Whenever something is "user defined" that means you make it up because you're actually exiting the world of the simple program. These things are akin to business requirements or UX/UI.

A popular word that's often used to figure out these things is the word "design" as opposed to "calculate." When we "calculate" something we are performing a mechanical operation designed to solve a problem with the most "optimal" solution. When we "design" something we are pulling a solution out of our imagination with no way to verify that it is the most "optimal" solution. Note that the word "optimal" is something we make up and define ourselves.

For example: What is the optimal way to get from point A to point B? One definition of "optimal" in mathematics (a small universe similar to programming) is the shortest distance. For this we have a calculation: a line. Another definition of "optimal" in the reality we occupy as humans (a large universe much bigger than math or the simulation in our computer systems) is the shortest time it takes for a human to move from A to B. The solution to this is "designed" we have several options to choose from but to fulfill the requirement of shortest time... we currently tend to choose a plane as it is the fastest vehicle available.
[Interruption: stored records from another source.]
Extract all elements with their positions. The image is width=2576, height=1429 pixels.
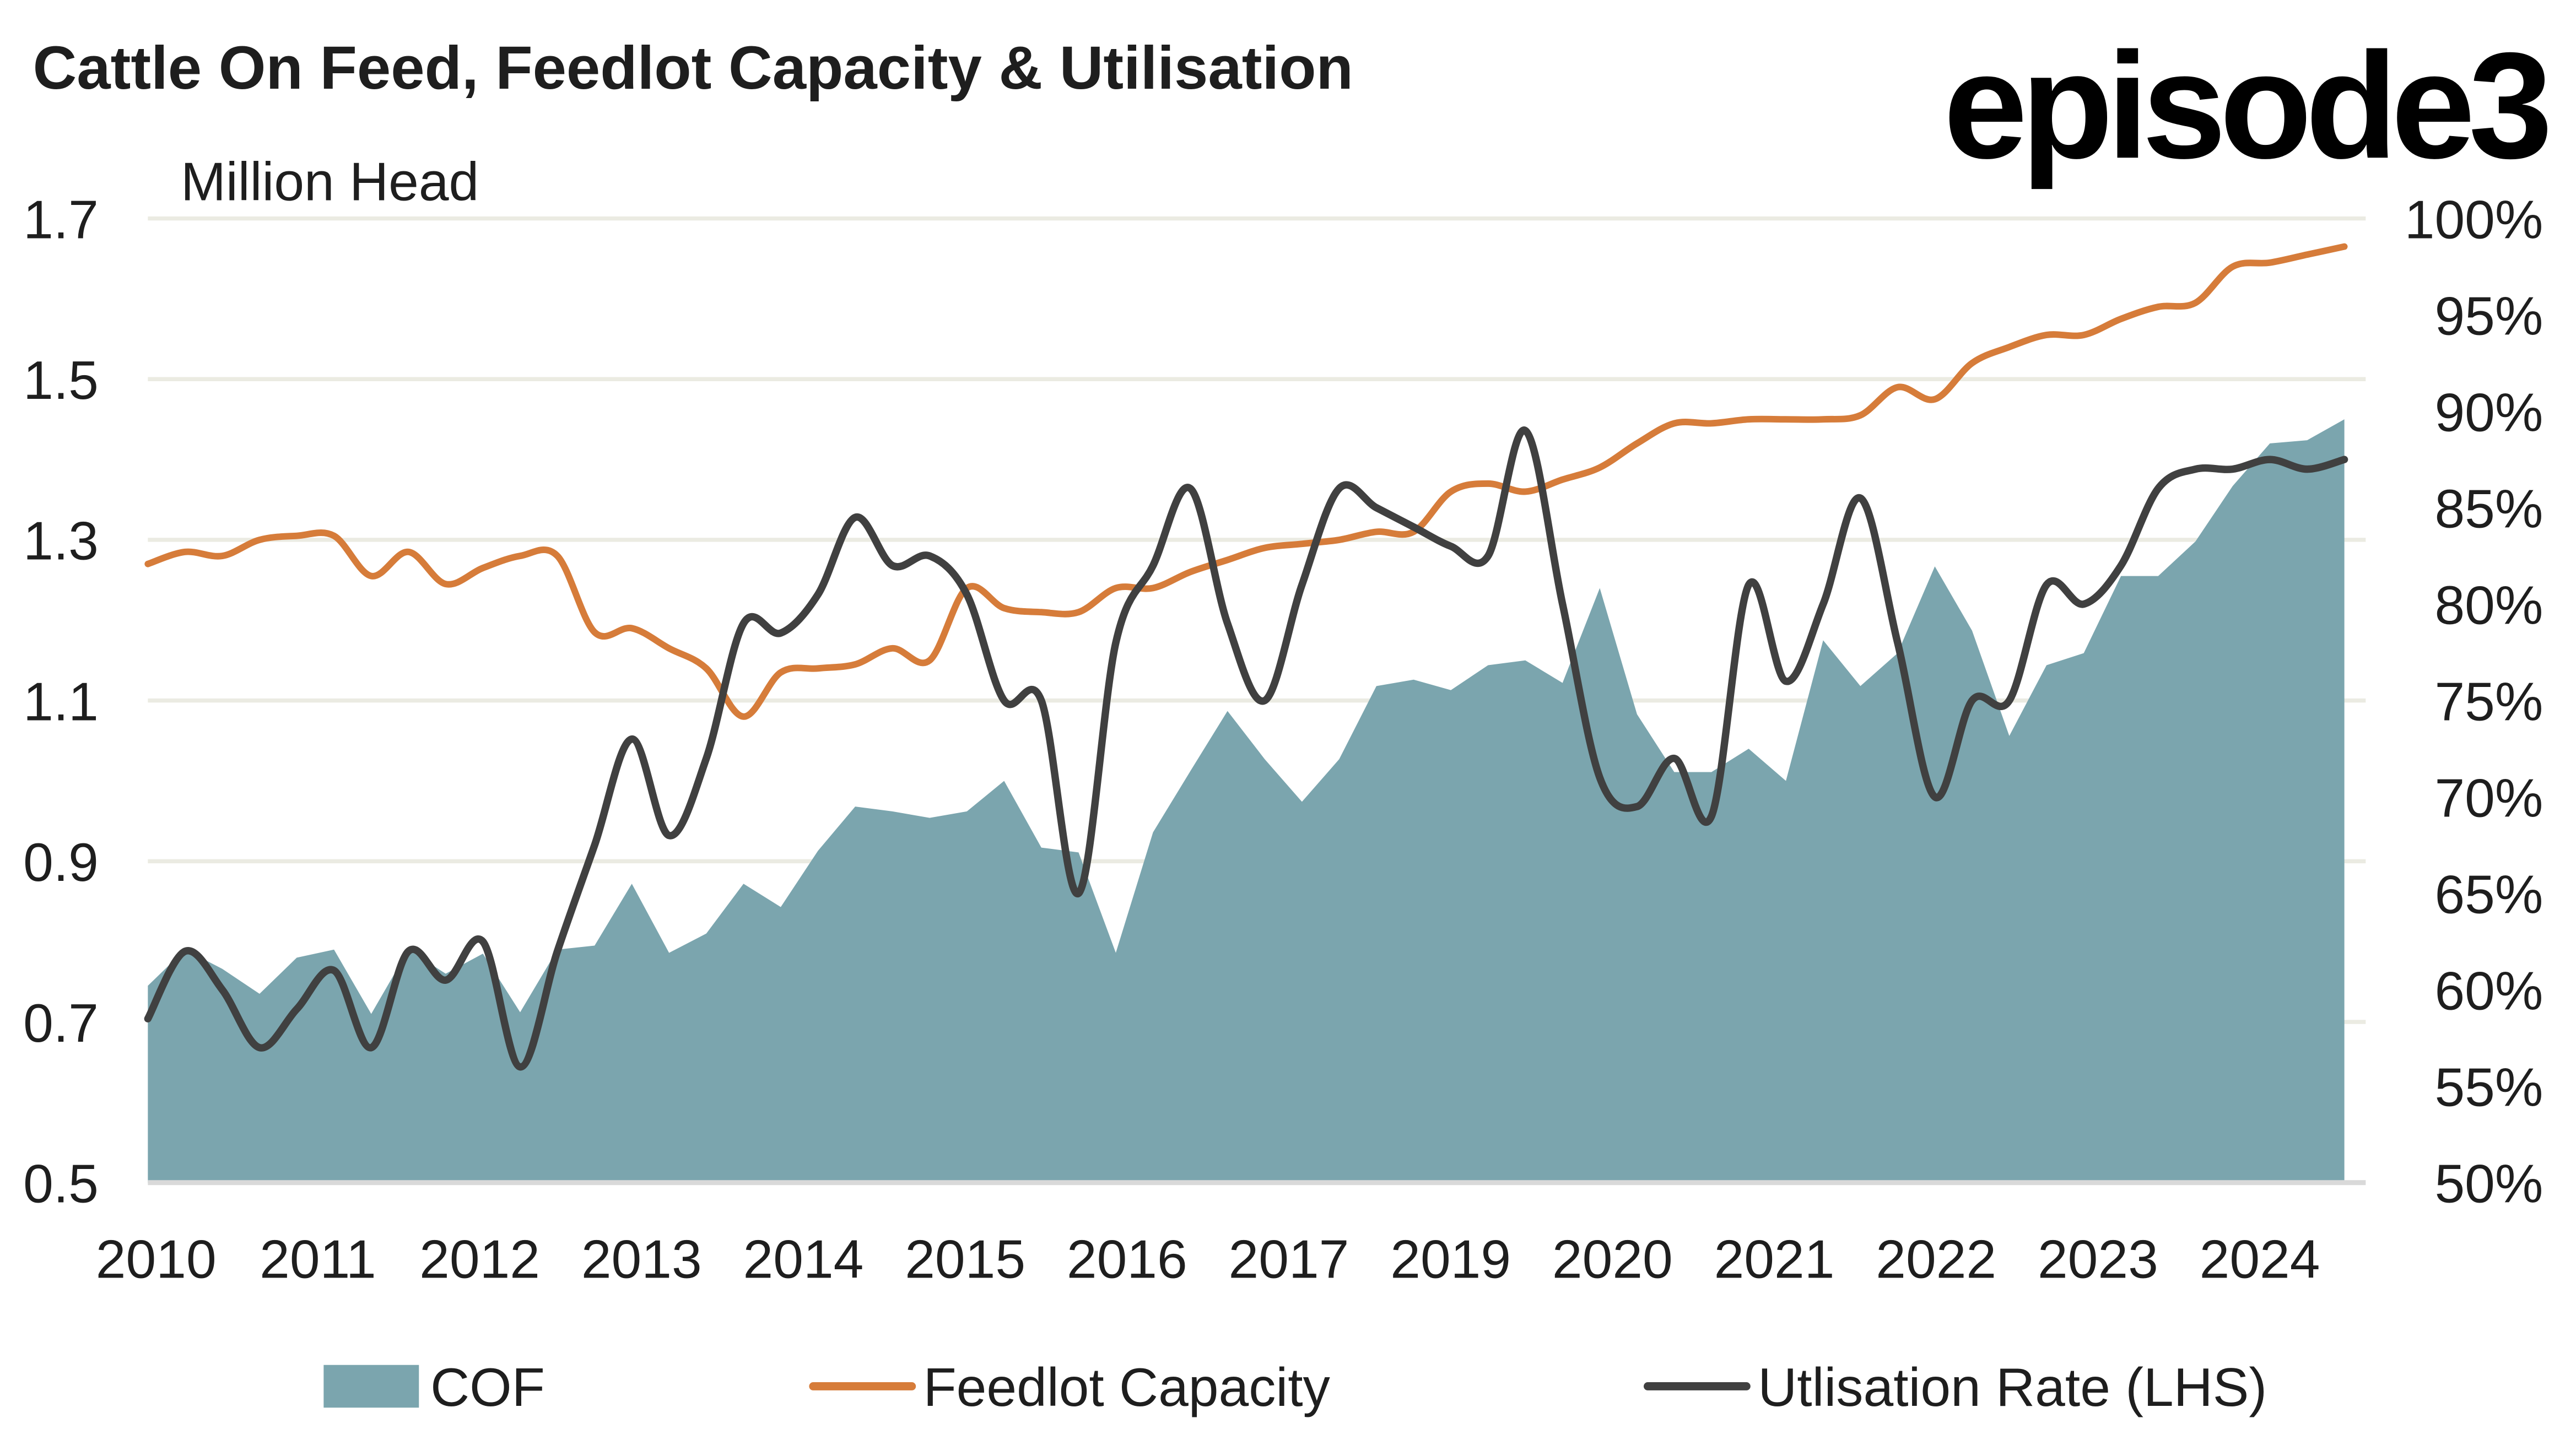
legend-label-cof: COF bbox=[430, 1357, 545, 1417]
legend-label-utilisation-rate: Utlisation Rate (LHS) bbox=[1758, 1357, 2267, 1417]
legend-item-feedlot-capacity[interactable]: Feedlot Capacity bbox=[809, 1357, 1330, 1417]
y-tick-label-right: 90% bbox=[2434, 382, 2543, 442]
x-tick-label: 2010 bbox=[96, 1229, 217, 1290]
y-tick-label-left: 1.7 bbox=[23, 189, 99, 250]
legend-swatch-cof bbox=[323, 1365, 419, 1408]
x-axis: 2010 2011 2012 2013 2014 2015 2016 2017 2019 2020… bbox=[96, 1229, 2320, 1290]
y-tick-label-right: 80% bbox=[2434, 575, 2543, 635]
legend-label-feedlot-capacity: Feedlot Capacity bbox=[924, 1357, 1330, 1417]
y-tick-label-left: 0.9 bbox=[23, 832, 99, 892]
series-line-feedlot-capacity bbox=[144, 243, 2348, 720]
y-axis-unit-label: Million Head bbox=[181, 151, 479, 212]
y-tick-label-right: 50% bbox=[2434, 1154, 2543, 1214]
y-tick-label-left: 1.3 bbox=[23, 511, 99, 571]
y-tick-label-right: 95% bbox=[2434, 285, 2543, 346]
y-tick-label-left: 1.1 bbox=[23, 671, 99, 732]
y-tick-label-right: 100% bbox=[2405, 189, 2543, 250]
x-tick-label: 2013 bbox=[581, 1229, 702, 1290]
x-tick-label: 2023 bbox=[2038, 1229, 2158, 1290]
y-tick-label-left: 0.7 bbox=[23, 993, 99, 1053]
y-axis-right: 100% 95% 90% 85% 80% 75% 70% 65% 60% 55% 50% bbox=[2405, 189, 2543, 1214]
chart-title: Cattle On Feed, Feedlot Capacity & Utili… bbox=[33, 34, 1353, 102]
legend-item-cof[interactable]: COF bbox=[323, 1357, 545, 1417]
x-tick-label: 2012 bbox=[419, 1229, 540, 1290]
y-tick-label-left: 1.5 bbox=[23, 350, 99, 410]
y-tick-label-right: 70% bbox=[2434, 767, 2543, 828]
series-line-utlisation-rate-lhs bbox=[144, 426, 2348, 1071]
series-area-cof bbox=[148, 419, 2345, 1183]
x-tick-label: 2021 bbox=[1714, 1229, 1835, 1290]
x-tick-label: 2024 bbox=[2200, 1229, 2320, 1290]
cof-area-layer bbox=[148, 419, 2345, 1183]
x-tick-label: 2014 bbox=[743, 1229, 864, 1290]
x-tick-label: 2017 bbox=[1229, 1229, 1349, 1290]
x-tick-label: 2022 bbox=[1876, 1229, 1996, 1290]
y-tick-label-right: 55% bbox=[2434, 1057, 2543, 1118]
y-tick-label-right: 65% bbox=[2434, 864, 2543, 924]
brand-logo: episode3 bbox=[1943, 21, 2549, 191]
y-tick-label-right: 75% bbox=[2434, 671, 2543, 732]
line-series-layer bbox=[144, 243, 2348, 1071]
legend-item-utilisation-rate[interactable]: Utlisation Rate (LHS) bbox=[1643, 1357, 2267, 1417]
legend: COF Feedlot Capacity Utlisation Rate (LH… bbox=[323, 1357, 2267, 1417]
y-tick-label-right: 60% bbox=[2434, 960, 2543, 1021]
x-tick-label: 2019 bbox=[1390, 1229, 1511, 1290]
y-axis-left: 1.7 1.5 1.3 1.1 0.9 0.7 0.5 bbox=[23, 189, 99, 1214]
y-tick-label-right: 85% bbox=[2434, 478, 2543, 539]
x-tick-label: 2020 bbox=[1552, 1229, 1673, 1290]
x-tick-label: 2016 bbox=[1067, 1229, 1187, 1290]
x-tick-label: 2011 bbox=[260, 1229, 376, 1290]
x-tick-label: 2015 bbox=[905, 1229, 1025, 1290]
y-tick-label-left: 0.5 bbox=[23, 1154, 99, 1214]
However, we have no way of knowing whether the plane we took is the best possible solution humanity has ever come up with. The amount of possibilities here is so large we can't calculate a solution.

Programming within the bounds of "design" requirements and user specified definitions of "optimal" lives in a small universe similar to a mathematical universe of axioms and theorems meaning that we can very well calculate the most optimal programs rather then design a sub optimal one. There is much research on this topic, I'd look into Prolog, category theory, dependent types, formal methods and that kind of thing to learn more. It's very deep and is basically a whole different topic.

So given a portion of the definition of "optimal" that most people can agree on: "less bugs at zero performance cost," pattern matching is a calculated improvement over if statements and switch cases. Thanks to exhaustive matching you must handle every possible instantiation of a type or the program cannot compile. This is a definitive and logical improvement over all other case handling methodologies.

There is no need for an artistic analogy to illustrate a point, the improvement is definitive and logical.

Whenever a human turns to "art" to solve a problem it literally means they don't have the knowledge on how to find the most "optimal" solution. Also very likely they don't even have a clear definition of what they want as "optimal."

1 comments

This is fascinating and indeed quite deep. You've given me a lot of great perspective, thank you, there is clearly much I can learn here.